Évidemment comme il s'agit d'un comics, les images illustrent plutôt le spectre et le combat qu'il mène contre Peter Parker. Mike Zeck effectue une mise en page efficace, avec une moyenne de 4 à 6 cases par page. Chaque dessin opte pour une posture classique des personnages. Peter et MJ apparaissent crédibles en tant qu'individus. Les dessins sont simples sans être creux, avec une réminiscence du style de John Romita senior. Zeck et McLeod intègrent ce qu'il faut de détails pour que les lieux prennent un peu de personnalité. Même lors de la scène finale dans un cimetière sous la neige, ils évitent de recourir aux cases sans décors (grande amélioration par rapport à "Kraven's last hunt"). L'autre évolution importante dans le style graphique réside dans l'encrage, en particulier des ombrages. Zeck (ou McLeod) a conservé son goût pour les belles surfaces noires, mais il a également développé les hachures pour les zones baignées d'une faible luminosité. À mon goût, les illustrations perdent de leur fort contraste et la juxtaposition de zones noires et de hachures jure un peu. La présence des personnages sur la page impressionne par son intensité. Zeck et McLeod recourent au leitmotiv sans en abuser. Par contre, quelques visuels restent un peu enfantins, telle la nuée des âmes des suicidés et la mystérieuse silhouette encapuchonnée.

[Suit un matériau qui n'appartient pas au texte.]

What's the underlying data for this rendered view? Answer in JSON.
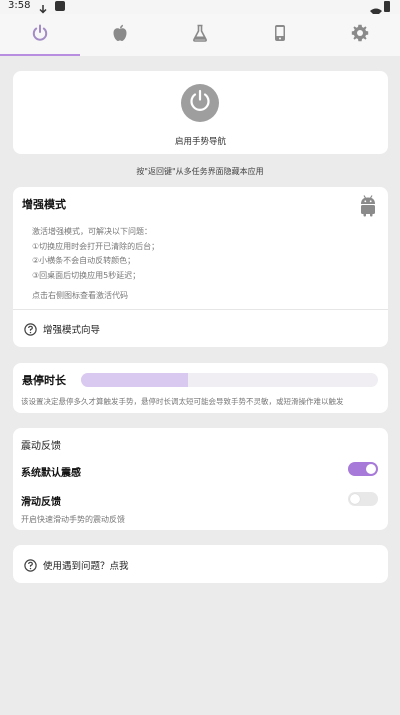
{
  "status_bar": {
    "time": "3:58",
    "icons": [
      "download-icon",
      "app-square-icon",
      "wifi-icon",
      "battery-icon"
    ]
  },
  "tabs": [
    {
      "icon": "power-icon",
      "selected": true
    },
    {
      "icon": "apple-icon",
      "selected": false
    },
    {
      "icon": "flask-icon",
      "selected": false
    },
    {
      "icon": "phone-icon",
      "selected": false
    },
    {
      "icon": "gear-icon",
      "selected": false
    }
  ],
  "gesture_card": {
    "icon": "power-icon",
    "label": "启用手势导航"
  },
  "hint": "按\"返回键\"从多任务界面隐藏本应用",
  "enhanced_card": {
    "title": "增强模式",
    "icon": "android-icon",
    "desc_lines": [
      "激活增强模式，可解决以下问题：",
      "①切换应用时会打开已清除的后台；",
      "②小横条不会自动反转颜色；",
      "③回桌面后切换应用5秒延迟；"
    ],
    "code_hint": "点击右侧图标查看激活代码",
    "guide_label": "增强模式向导"
  },
  "hover_card": {
    "title": "悬停时长",
    "slider_value_fraction": 0.36,
    "desc": "该设置决定悬停多久才算触发手势，悬停时长调太短可能会导致手势不灵敏，或短滑操作难以触发"
  },
  "vibration_card": {
    "title": "震动反馈",
    "system_default": {
      "label": "系统默认震感",
      "enabled": true
    },
    "swipe_feedback": {
      "label": "滑动反馈",
      "desc": "开启快速滑动手势的震动反馈",
      "enabled": false
    }
  },
  "help_card": {
    "label": "使用遇到问题？点我"
  },
  "colors": {
    "accent": "#a779d8",
    "tab_indicator": "#b88ee0",
    "slider_fill": "#d9c8f0",
    "background": "#ebebeb"
  }
}
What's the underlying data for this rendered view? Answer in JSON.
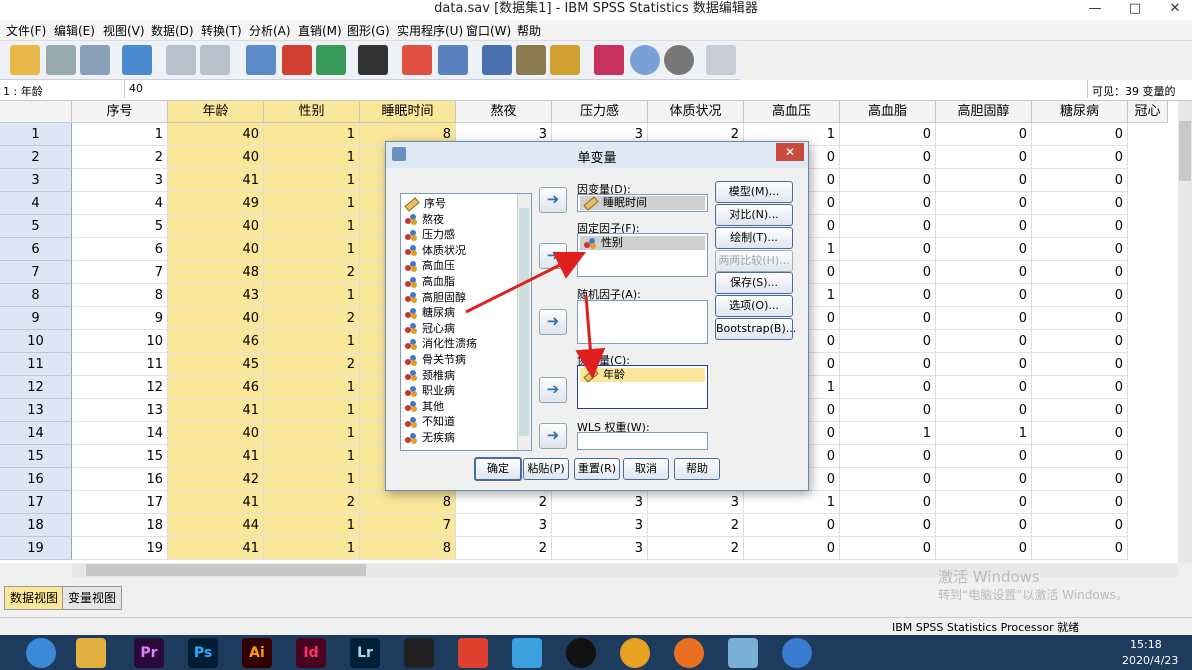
{
  "window": {
    "title": "data.sav [数据集1] - IBM SPSS Statistics 数据编辑器"
  },
  "menu": [
    "文件(F)",
    "编辑(E)",
    "视图(V)",
    "数据(D)",
    "转换(T)",
    "分析(A)",
    "直销(M)",
    "图形(G)",
    "实用程序(U)",
    "窗口(W)",
    "帮助"
  ],
  "cellbar": {
    "ref": "1 : 年龄",
    "value": "40",
    "visible": "可见：39 变量的 39"
  },
  "grid": {
    "columns": [
      "序号",
      "年龄",
      "性别",
      "睡眠时间",
      "熬夜",
      "压力感",
      "体质状况",
      "高血压",
      "高血脂",
      "高胆固醇",
      "糖尿病",
      "冠心"
    ],
    "rows": [
      [
        "1",
        "1",
        "40",
        "1",
        "8",
        "3",
        "3",
        "2",
        "1",
        "0",
        "0",
        "0"
      ],
      [
        "2",
        "2",
        "40",
        "1",
        "",
        "",
        "",
        "",
        "0",
        "0",
        "0",
        "0"
      ],
      [
        "3",
        "3",
        "41",
        "1",
        "",
        "",
        "",
        "",
        "0",
        "0",
        "0",
        "0"
      ],
      [
        "4",
        "4",
        "49",
        "1",
        "",
        "",
        "",
        "",
        "0",
        "0",
        "0",
        "0"
      ],
      [
        "5",
        "5",
        "40",
        "1",
        "",
        "",
        "",
        "",
        "0",
        "0",
        "0",
        "0"
      ],
      [
        "6",
        "6",
        "40",
        "1",
        "",
        "",
        "",
        "",
        "1",
        "0",
        "0",
        "0"
      ],
      [
        "7",
        "7",
        "48",
        "2",
        "",
        "",
        "",
        "",
        "0",
        "0",
        "0",
        "0"
      ],
      [
        "8",
        "8",
        "43",
        "1",
        "",
        "",
        "",
        "",
        "1",
        "0",
        "0",
        "0"
      ],
      [
        "9",
        "9",
        "40",
        "2",
        "",
        "",
        "",
        "",
        "0",
        "0",
        "0",
        "0"
      ],
      [
        "10",
        "10",
        "46",
        "1",
        "",
        "",
        "",
        "",
        "0",
        "0",
        "0",
        "0"
      ],
      [
        "11",
        "11",
        "45",
        "2",
        "",
        "",
        "",
        "",
        "0",
        "0",
        "0",
        "0"
      ],
      [
        "12",
        "12",
        "46",
        "1",
        "",
        "",
        "",
        "",
        "1",
        "0",
        "0",
        "0"
      ],
      [
        "13",
        "13",
        "41",
        "1",
        "",
        "",
        "",
        "",
        "0",
        "0",
        "0",
        "0"
      ],
      [
        "14",
        "14",
        "40",
        "1",
        "",
        "",
        "",
        "",
        "0",
        "1",
        "1",
        "0"
      ],
      [
        "15",
        "15",
        "41",
        "1",
        "",
        "",
        "",
        "",
        "0",
        "0",
        "0",
        "0"
      ],
      [
        "16",
        "16",
        "42",
        "1",
        "",
        "",
        "",
        "",
        "0",
        "0",
        "0",
        "0"
      ],
      [
        "17",
        "17",
        "41",
        "2",
        "8",
        "2",
        "3",
        "3",
        "1",
        "0",
        "0",
        "0"
      ],
      [
        "18",
        "18",
        "44",
        "1",
        "7",
        "3",
        "3",
        "2",
        "0",
        "0",
        "0",
        "0"
      ],
      [
        "19",
        "19",
        "41",
        "1",
        "8",
        "2",
        "3",
        "2",
        "0",
        "0",
        "0",
        "0"
      ]
    ]
  },
  "tabs": {
    "data_view": "数据视图",
    "variable_view": "变量视图"
  },
  "status": {
    "processor": "IBM SPSS Statistics Processor 就绪",
    "watermark1": "激活 Windows",
    "watermark2": "转到“电脑设置”以激活 Windows。"
  },
  "taskbar": {
    "time": "15:18",
    "date": "2020/4/23",
    "apps": [
      "Pr",
      "Ps",
      "Ai",
      "Id",
      "Lr"
    ]
  },
  "dialog": {
    "title": "单变量",
    "variables": [
      "序号",
      "熬夜",
      "压力感",
      "体质状况",
      "高血压",
      "高血脂",
      "高胆固醇",
      "糖尿病",
      "冠心病",
      "消化性溃疡",
      "骨关节病",
      "颈椎病",
      "职业病",
      "其他",
      "不知道",
      "无疾病"
    ],
    "dependent_label": "因变量(D):",
    "dependent_value": "睡眠时间",
    "fixed_label": "固定因子(F):",
    "fixed_value": "性别",
    "random_label": "随机因子(A):",
    "covariate_label": "协变量(C):",
    "covariate_value": "年龄",
    "wls_label": "WLS 权重(W):",
    "side_buttons": [
      "模型(M)...",
      "对比(N)...",
      "绘制(T)...",
      "两两比较(H)...",
      "保存(S)...",
      "选项(O)...",
      "Bootstrap(B)..."
    ],
    "bottom_buttons": [
      "确定",
      "粘贴(P)",
      "重置(R)",
      "取消",
      "帮助"
    ]
  },
  "colors": {
    "selected_column": "#fbe79a",
    "row_header": "#dce6f4",
    "arrow": "#e02020",
    "taskbar": "#1d3b5c"
  }
}
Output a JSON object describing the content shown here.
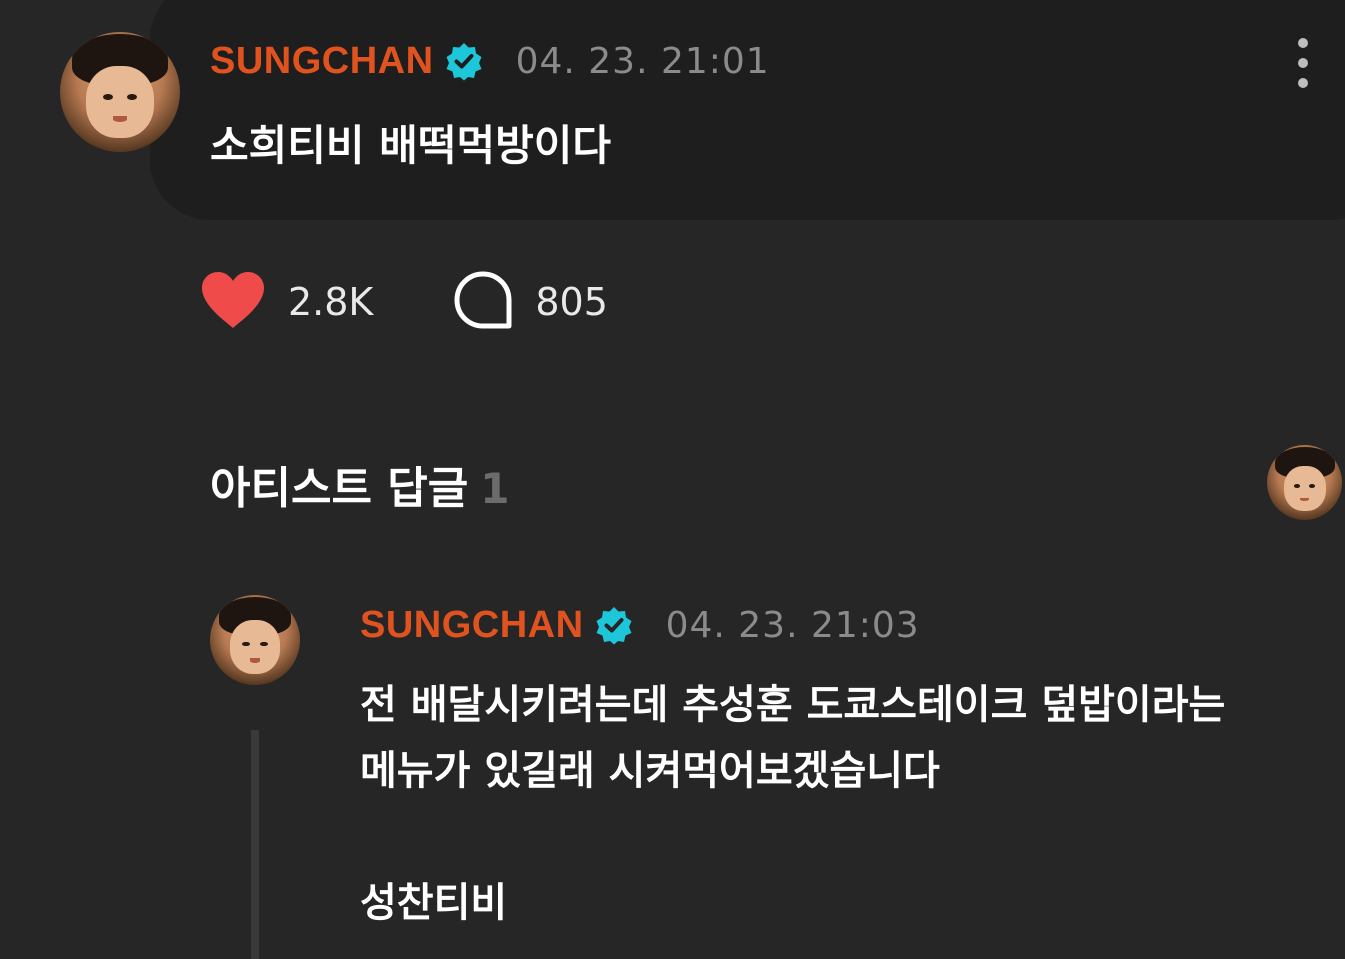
{
  "post": {
    "author": "SUNGCHAN",
    "timestamp": "04. 23. 21:01",
    "text": "소희티비 배떡먹방이다",
    "likes": "2.8K",
    "comments": "805"
  },
  "artist_replies": {
    "label": "아티스트 답글",
    "count": "1"
  },
  "reply": {
    "author": "SUNGCHAN",
    "timestamp": "04. 23. 21:03",
    "lines": [
      "전 배달시키려는데 추성훈 도쿄스테이크 덮밥이라는",
      "메뉴가 있길래 시켜먹어보겠습니다",
      "성찬티비"
    ]
  },
  "colors": {
    "background": "#262627",
    "card": "#1e1e1f",
    "author": "#e0531f",
    "verified": "#1ec6d9",
    "heart": "#f04b4b",
    "muted": "#8b8b8b"
  },
  "icons": [
    "verified-badge-icon",
    "more-vertical-icon",
    "heart-icon",
    "comment-bubble-icon"
  ]
}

À sa parution, cette histoire a déçu le lectorat américain qui n'a pas retrouvé l'intensité dramatique et la noirceur de Sergei Kravinoff. Effectivement, ce récit aborde des aspects délicats du deuil et de la gestion psychologique d'un traumatisme. DeMatteis privilégie l'aspect spirituel à l'aspect psychologique, et les illustrations abondent dans ce sens. Les 3 créateurs s'accommodent facilement des codes des superhéros pour aborder ces questions, sans tomber dans le ridicule. Toutefois, la réflexion spirituelle reste à un niveau assez simple du fait de la faible pagination. Il n'en reste pas moins un récit prenant qui fournit un épilogue à la hauteur du récit initial.